Case Study
LeadershipInformation ArchitectureInteraction Design

Marketplace tax and duty management

Composite

Context

Marketplaces need to make it easy for merchants to sell luxury goods internationally by calculating and collecting the right amount of duties and taxes for each shipment of products to customers. These fees vary by product type (leather boots vs handbags) and origin and destination country, and sometimes have complex rules based on price thresholds.

For the magic to work, marketplaces have to know all these rules, and keep up with the changes each time a country updates their policies. But this is a large task and very difficult to do manually accurately.

The marketplace I worked for partnered with a data provider to integrate a feed of more accurate rates, but since this affects revenue, there needs to be human oversight and traceability of any changes made.

The challenge

The goals were to reduce human effort, error, and to increase the accuracy of fees charged so that the marketplace neither collects too much or too little compared to what they actually have to pay to the carriers like DHL each month.

The design challenge was to figure out a user interface for reviewing millions of rows of incoming data. Users should approve only what's applicable to the business model. Since this was a brand new datasource, no one knew what it would be to work with and what features the tool would need.

Kickoff

I inherited this project when I became a design lead for the area. And it became clear to me that it was not going so well.

The team were stuck waiting for the stakeholders (the tax team) to tell them their requirements. But since they'd never worked with this data feed before and weren't experts in designing software they couldn't do this. It also wasn't even clear who the users would be. Until someone defined a new process no one wanted to commit to doing it. It also crossed several team's areas: the tax team, responsible for the financial policy, and the logistics team responsible for actually collecting the money correctly.

Event storming

I visited Portugal and ran a workshop where we did some Event Storming with the expected users to understand their current process and design together their ideal process, with this new datasource, at a high level. This gave us all a much clearer picture of the system we should be aiming for, and where we had uncertainties.

Modelling

For the next couple of months the project ticked along with new iterations of designs being produced, but the tax team were still struggling to say whether the designs met their needs or not, and what was missing.

Things were stalling. The company's process is very waterfally, putting us in a catch-22: we can't decide the design without building something to try it out, and we can't build something without finishing the design.

I also realised that the work was happening at too high a level. We were having conversations about screens and flows but were not at all aligned on the underlying concepts. What is a charge? what is a rate? are they different? what granularity of decision do users need to make?

Concept model

I started to define some concepts and map out their relationships, starting first with engineers to ensure I was defining concepts that were compatible with both the existing system and the new datasource.

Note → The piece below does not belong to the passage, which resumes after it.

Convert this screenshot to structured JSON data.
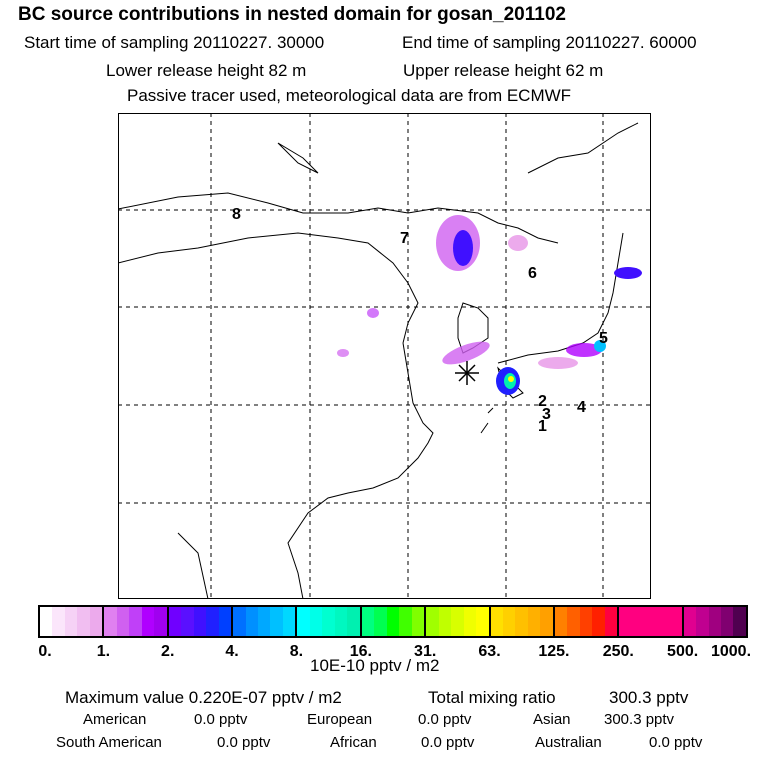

I focussed not only on the objects and relationships but also the actions users would need to take. This caused us to invent some new concepts such as a 'policy' (a decision about a certain charge, with a proposer and a reviewier) and a 'context' (the most granular scope a decision needed to be made: import country, export country, charge type and sub-type).

This created a foundation on which to build new designs to test with users.

Prototyping

Now we were getting somewhere but a Figma prototype wasn't going to get us the learnings we needed when dealing with a large complex dataset. But because of the catch-22 above, we can't seem to start writing software.

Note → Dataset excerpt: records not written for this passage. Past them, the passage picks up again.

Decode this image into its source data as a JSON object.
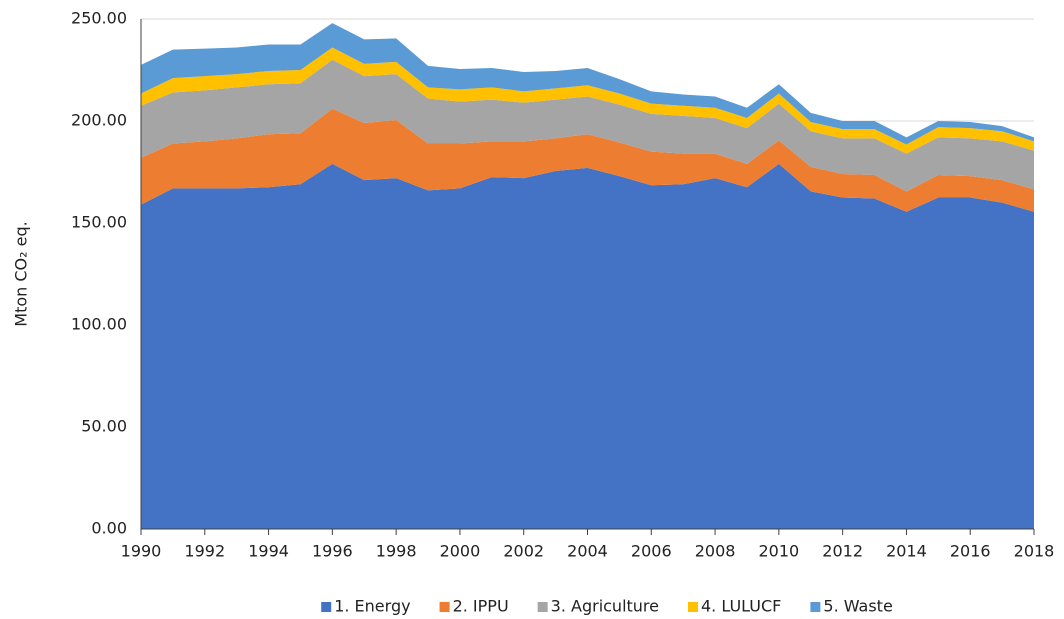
{
  "chart_data": {
    "type": "stacked_area",
    "y_label": "Mton CO₂ eq.",
    "x": [
      1990,
      1991,
      1992,
      1993,
      1994,
      1995,
      1996,
      1997,
      1998,
      1999,
      2000,
      2001,
      2002,
      2003,
      2004,
      2005,
      2006,
      2007,
      2008,
      2009,
      2010,
      2011,
      2012,
      2013,
      2014,
      2015,
      2016,
      2017,
      2018
    ],
    "xlim": [
      1990,
      2018
    ],
    "xticks": [
      1990,
      1992,
      1994,
      1996,
      1998,
      2000,
      2002,
      2004,
      2006,
      2008,
      2010,
      2012,
      2014,
      2016,
      2018
    ],
    "ylim": [
      0,
      250
    ],
    "yticks": [
      {
        "value": 0,
        "label": "0.00"
      },
      {
        "value": 50,
        "label": "50.00"
      },
      {
        "value": 100,
        "label": "100.00"
      },
      {
        "value": 150,
        "label": "150.00"
      },
      {
        "value": 200,
        "label": "200.00"
      },
      {
        "value": 250,
        "label": "250.00"
      }
    ],
    "grid": true,
    "legend": "bottom",
    "series": [
      {
        "name": "1. Energy",
        "color": "#4472c4",
        "values": [
          159,
          167,
          167,
          167,
          167.5,
          169,
          179,
          171,
          172,
          166,
          167,
          172.5,
          172,
          175.5,
          177,
          173,
          168.5,
          169,
          172,
          167.5,
          179,
          165.5,
          162.5,
          162,
          155.5,
          162.5,
          162.5,
          160,
          155.5
        ]
      },
      {
        "name": "2. IPPU",
        "color": "#ed7d31",
        "values": [
          23,
          22,
          23,
          24.5,
          26,
          25,
          27,
          28,
          28.5,
          23,
          22,
          17.5,
          18,
          16,
          16.5,
          16.5,
          16.5,
          15,
          12,
          11.5,
          11.5,
          12,
          11.5,
          11.5,
          10,
          11,
          10.5,
          11,
          11
        ]
      },
      {
        "name": "3. Agriculture",
        "color": "#a5a5a5",
        "values": [
          25.5,
          25,
          25,
          25,
          24.5,
          24.5,
          24,
          23,
          22.5,
          22,
          20.5,
          20.5,
          19,
          19,
          18.5,
          18.5,
          18.5,
          18.5,
          17.5,
          17.5,
          18,
          17.5,
          17.5,
          18,
          18.5,
          18.5,
          18.5,
          19,
          19
        ]
      },
      {
        "name": "4. LULUCF",
        "color": "#ffc000",
        "values": [
          6,
          7,
          7,
          6.5,
          6.5,
          6.5,
          6,
          6,
          6,
          5.5,
          6,
          6,
          5.5,
          5.5,
          5.5,
          5.5,
          5,
          5,
          5,
          5,
          5,
          4.5,
          4.5,
          4.5,
          4.5,
          5,
          5,
          5,
          4.5
        ]
      },
      {
        "name": "5. Waste",
        "color": "#5b9bd5",
        "values": [
          14,
          14,
          13.5,
          13,
          13,
          12.5,
          12,
          12,
          11.5,
          10.5,
          10,
          9.5,
          9.5,
          8.5,
          8.5,
          7,
          6,
          5.5,
          5.5,
          5,
          4.5,
          4.5,
          4,
          4,
          3.5,
          3,
          3,
          2.5,
          2
        ]
      }
    ]
  }
}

I asked for a sample of the data to a CSV and built a rudimentary prototype in Google Sheets. Each row represented a decision we believed the team would need to take, and I made a dropdown in the sheet of the choices we believed we needed to offer them. I gave them the task to try processing 10 rows and tell me where they get stuck.

Concept model

They succeeded, with a few small problems. This gave us confidence we were on the right track. And for the first time the users also understood what the system was going to do and what kind of work they'd need to do as well.

Status lifecycle

Interaction design

Staffing issues meant I needed to take over the design myself, which was probably a good thing for the project because I'd led the concept modelling and prototyping and had a lot of context.

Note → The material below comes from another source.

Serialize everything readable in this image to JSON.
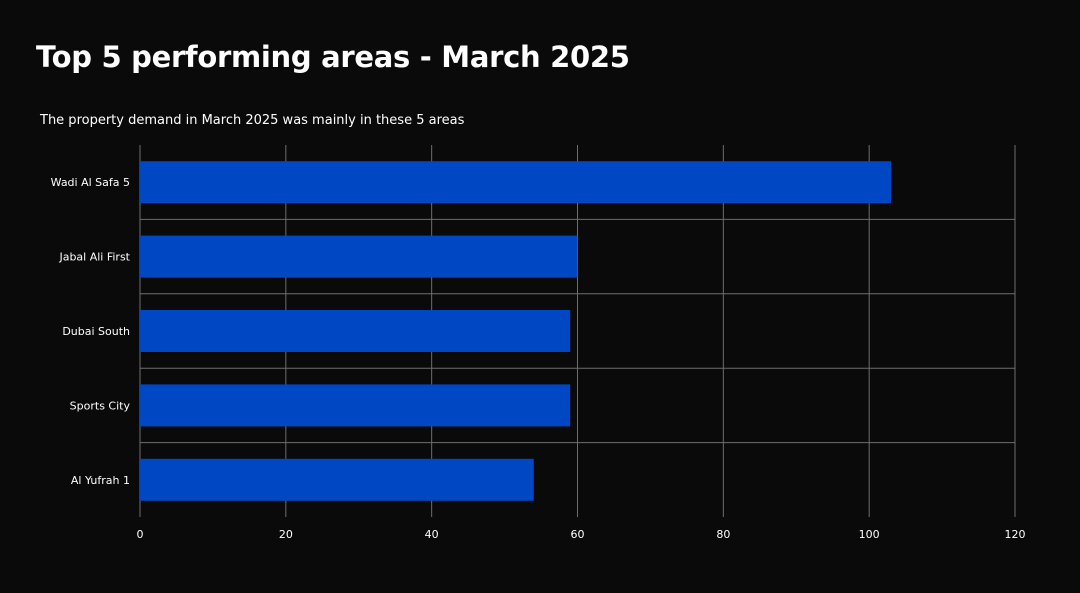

From now it was a fairly standard interaction design challenge resulting in a data-table-like view that guided users to what needed processing and let them make descisions in bulk on sets of rows.

Several rounds of usability testing got us a design we felt good enough to start building.

Status lifecycle

Event storming again

An architect facilitated another Event Storming session, much more detailed this time.

Status lifecycle

This produced an architecture and API that was perfectly aligned to the design. That had often been a challenge at the company. The APIs were usually designed separately from the screens, giving us only CRUD operations to work with and limiting what's possible for the user, or creating slow, buggy experiences when bulk actions are needed.

The details

We split the project into slices to estimate and build, and then I did some just-in-time detailed design of each slice, adding to the design system where necessary.

Status lifecycle Status lifecycle

The outcome

I left the company before it was fully rolled out. I think it took over 18 months to conceive and build the first slice. But I can see that it's one of those complicated, but fairly well-understood domains where mission-critical engineering takes time and planning.

I believe I helped this project avoid disaster by figuring out a workable concept model and prototying with a spreadsheet.